I just sat down determined to write a post as I’ve failed in my self-imposed requirements recently but just as I logged on the heavens opened and the most impressive hailstorm started. It only lasted a minute but Ida and I both ran to the conservatory where it sounded like the heavens themselves were falling onto the roof.
I love how she was equally galvanised and terrified. We held our upturned hands out of the door to feel the hailstones sting our palms and she squealed and leaned her head back against my chest. Half an hour later she’s tucking into a fish cake and I’m back at the screen but we are still pleased by the hail but more by the pleasure of sharing it.
Days at the moment aren’t exactly smooth. In among the end-of-school high jinx there’s been lots of hanging around in boring corridors and playing by the sofa while Mummy is dozing/weeping/vomiting but there are Beautiful Things in amongst it all as long as I remember to pay attention. I’m smiling now as I write – thinking about the furious clamour of the hail on the roof and the brightly lit black sky.
I spent some time earlier attempting to clear Zeph’s room for its transformation and pack a rucksack for him. He’s going to spend a week with my very kind aunt in Cottenham, a village outside Cambridge. She has chickens, a huge garden, access to fields and plans for a night moth watching session as well as other stuff. He is foot hoppingly happy. I’m trying not to feel jealous or anxious that he’ll dig his heels in and refuse to come home.
I’m hoping a week away will make him feel like he’s had a holiday this summer, along with some day trips. There was talk of Ida and I going for a day or two as well but his devastated face dissuaded me. “Aunty Alex invited me…” It’s such a strange feeling of pride and fear as he pulls away from me. The day he was born I realised he’d smashed down all my strongest barricades and I was defenceless, vulnerable and exposed. I wouldn’t have had it any other way.

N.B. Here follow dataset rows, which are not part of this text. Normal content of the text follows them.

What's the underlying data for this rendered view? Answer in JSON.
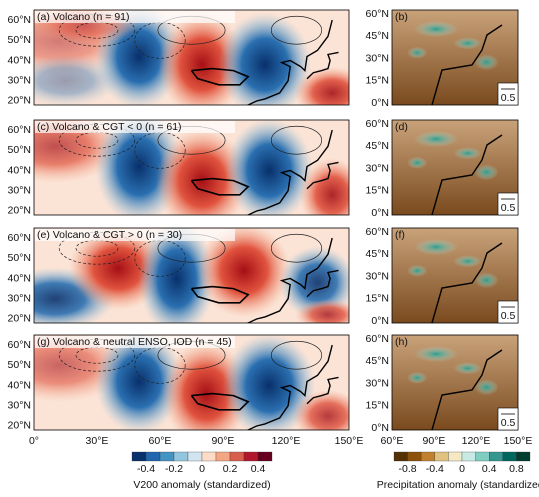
{
  "panels": [
    {
      "label": "(a) Volcano (n = 91)",
      "precip_label": "(b)"
    },
    {
      "label": "(c) Volcano & CGT < 0 (n = 61)",
      "precip_label": "(d)"
    },
    {
      "label": "(e) Volcano & CGT > 0 (n = 30)",
      "precip_label": "(f)"
    },
    {
      "label": "(g) Volcano & neutral ENSO, IOD (n = 45)",
      "precip_label": "(h)"
    }
  ],
  "lat_labels": [
    "60°N",
    "50°N",
    "40°N",
    "30°N",
    "20°N"
  ],
  "right_lat_labels": [
    "60°N",
    "45°N",
    "30°N",
    "15°N",
    "0°N"
  ],
  "lon_labels": [
    "0°",
    "30°E",
    "60°E",
    "90°E",
    "120°E",
    "150°E"
  ],
  "right_lon_labels": [
    "60°E",
    "90°E",
    "120°E",
    "150°E"
  ],
  "vector_scale": "0.5",
  "colorbars": {
    "v200": {
      "ticks": [
        "-0.4",
        "-0.2",
        "0",
        "0.2",
        "0.4"
      ],
      "title": "V200 anomaly (standardized)"
    },
    "precip": {
      "ticks": [
        "-0.8",
        "-0.4",
        "0",
        "0.4",
        "0.8"
      ],
      "title": "Precipitation anomaly (standardized)"
    }
  }
}
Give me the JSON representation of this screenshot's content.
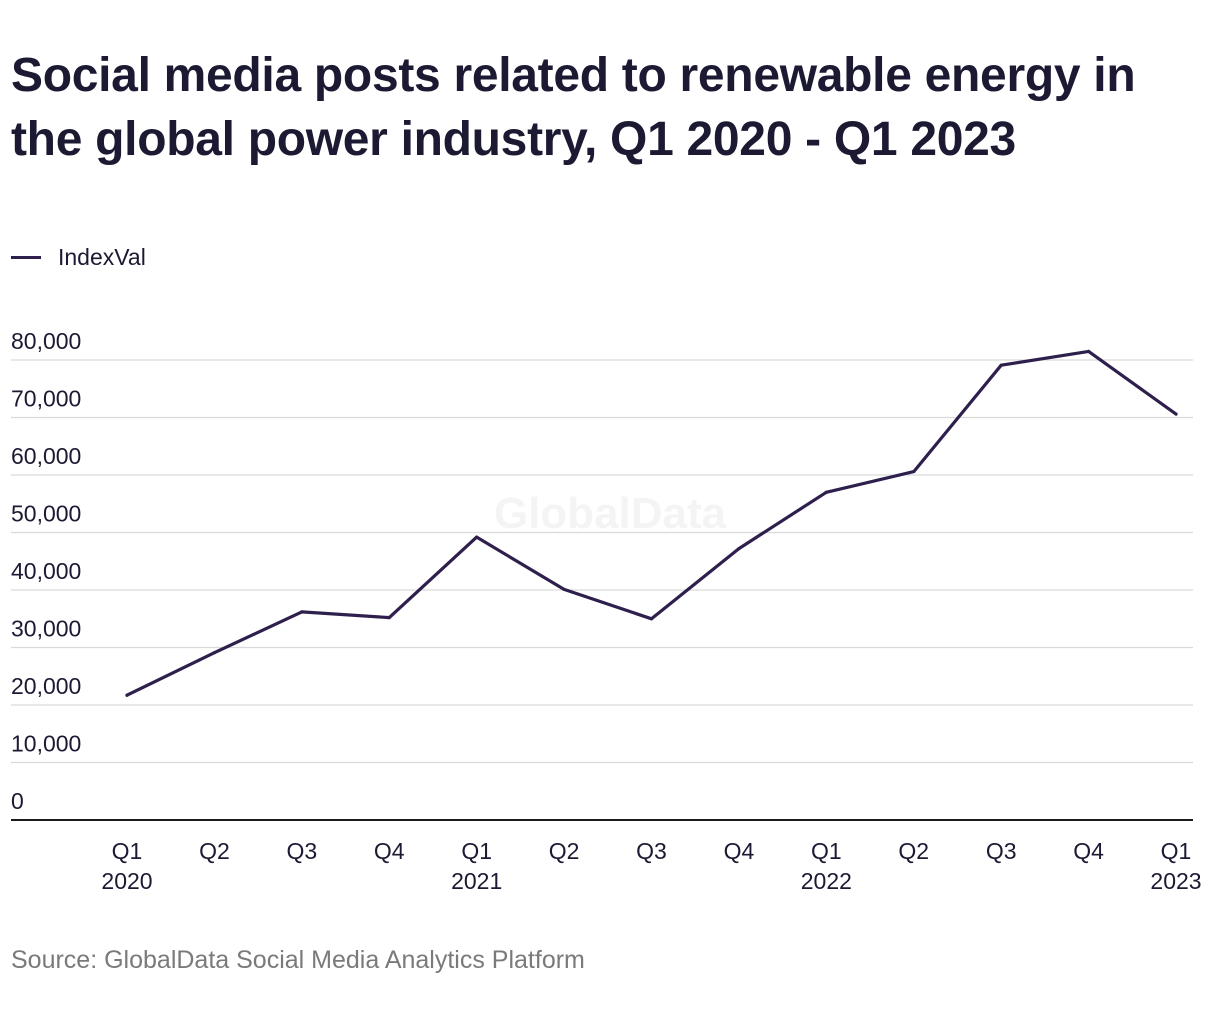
{
  "colors": {
    "line": "#2f1f4d",
    "grid": "#d9d9d9",
    "axis": "#1a1a1a",
    "text": "#1c1a33",
    "source": "#7a7a7a",
    "watermark": "#f4f4f4"
  },
  "watermark": "GlobalData",
  "source": "Source: GlobalData Social Media Analytics Platform",
  "chart_data": {
    "type": "line",
    "title": "Social media posts related to renewable energy in the global power industry, Q1 2020 - Q1 2023",
    "xlabel": "",
    "ylabel": "",
    "ylim": [
      0,
      80000
    ],
    "yticks": [
      "0",
      "10,000",
      "20,000",
      "30,000",
      "40,000",
      "50,000",
      "60,000",
      "70,000",
      "80,000"
    ],
    "grid": true,
    "legend_position": "top-left",
    "categories": [
      [
        "Q1",
        "2020"
      ],
      [
        "Q2",
        ""
      ],
      [
        "Q3",
        ""
      ],
      [
        "Q4",
        ""
      ],
      [
        "Q1",
        "2021"
      ],
      [
        "Q2",
        ""
      ],
      [
        "Q3",
        ""
      ],
      [
        "Q4",
        ""
      ],
      [
        "Q1",
        "2022"
      ],
      [
        "Q2",
        ""
      ],
      [
        "Q3",
        ""
      ],
      [
        "Q4",
        ""
      ],
      [
        "Q1",
        "2023"
      ]
    ],
    "series": [
      {
        "name": "IndexVal",
        "values": [
          21700,
          29100,
          36200,
          35200,
          49200,
          40100,
          35000,
          47200,
          57000,
          60600,
          79100,
          81500,
          70600
        ]
      }
    ]
  }
}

Anyway – enough of sounding like a Hallmark card. I’m cooking proper tea for the first time in about a week of toast. Its toad in the hole tonight thanks to Z’s heartfelt pleading. Mine is never that successful as my batter always sticks even though I grease the pan – why? why? Doesn’t seem to alter their enjoyment though and we have peas from our garden to go with it. I’ll be bolstering them with something else but it’s still satisfying.

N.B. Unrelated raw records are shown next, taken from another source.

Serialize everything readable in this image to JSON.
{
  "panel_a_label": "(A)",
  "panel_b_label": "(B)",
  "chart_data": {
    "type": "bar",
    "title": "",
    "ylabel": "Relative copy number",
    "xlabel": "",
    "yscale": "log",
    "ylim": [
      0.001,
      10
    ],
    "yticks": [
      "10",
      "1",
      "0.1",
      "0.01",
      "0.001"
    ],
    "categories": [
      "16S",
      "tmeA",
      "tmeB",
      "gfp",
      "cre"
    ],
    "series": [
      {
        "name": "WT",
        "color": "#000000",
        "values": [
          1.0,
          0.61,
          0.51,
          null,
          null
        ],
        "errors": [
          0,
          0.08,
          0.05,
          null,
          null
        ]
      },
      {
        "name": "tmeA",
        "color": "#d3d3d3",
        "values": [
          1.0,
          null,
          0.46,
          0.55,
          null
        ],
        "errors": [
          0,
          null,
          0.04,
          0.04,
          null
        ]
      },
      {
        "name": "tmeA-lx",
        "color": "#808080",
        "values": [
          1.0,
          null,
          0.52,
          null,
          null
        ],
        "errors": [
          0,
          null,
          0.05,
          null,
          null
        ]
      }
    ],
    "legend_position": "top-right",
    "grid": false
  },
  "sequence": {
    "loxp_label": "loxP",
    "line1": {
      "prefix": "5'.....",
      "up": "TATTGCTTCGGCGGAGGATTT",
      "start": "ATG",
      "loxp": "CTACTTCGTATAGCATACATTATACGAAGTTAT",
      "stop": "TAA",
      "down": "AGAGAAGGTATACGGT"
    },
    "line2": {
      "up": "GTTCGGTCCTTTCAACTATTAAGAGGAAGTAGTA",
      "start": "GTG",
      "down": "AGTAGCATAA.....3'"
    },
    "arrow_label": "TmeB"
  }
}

My hollyhocks are still soaringly gorgeous although I haven’t gone to see how the hail has affected them and yesterday we ate with all due ceremony the ONE plum our tree has produced this year…must do some googling….

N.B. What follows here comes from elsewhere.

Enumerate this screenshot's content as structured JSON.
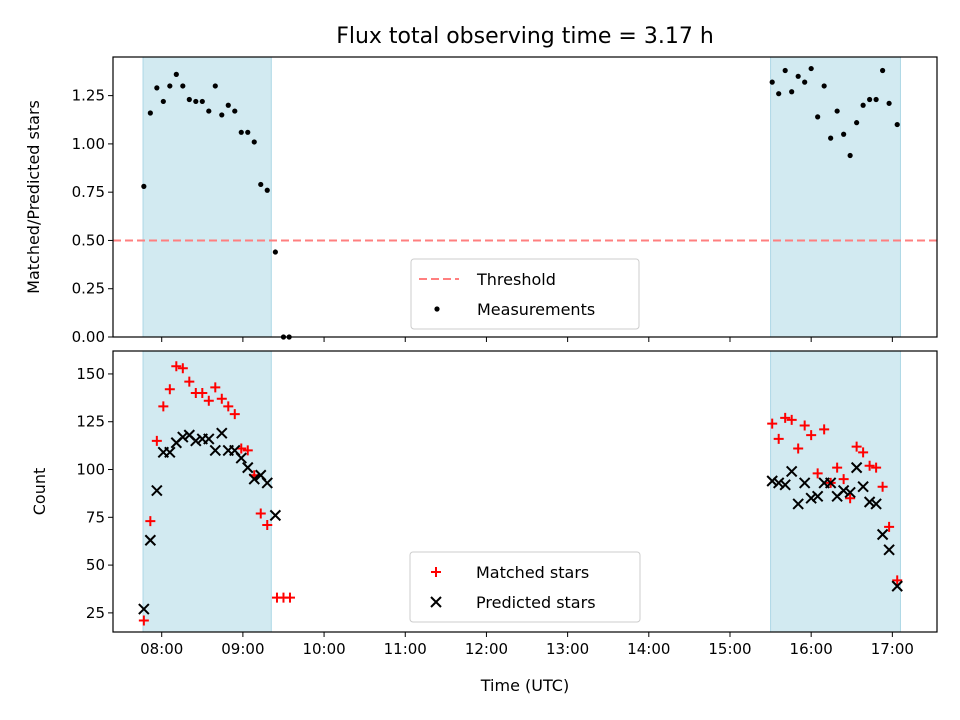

I’m planning some curtain making for the new room. My hands might not be up to knitting or hand sewing but they should be able to steer stuff through my trusty machine. The thought cheers me immensely. I’m holding it out as a carrot to get through all the hoovering and book lugging that lies in store this afternoon. I’m planning to exploit Zeph terribly as a work donkey. After all he’s going to get to miss all the bunk bed building angst. The boxes of bits are lying threateningly in the hall and up the stairs. Squeezing past the mattresses propped up on the landing has given me a few back-at-home flashbacks. I have two bits of furniture to sand and transform and some flatpack new bookshelves on their way. Gah.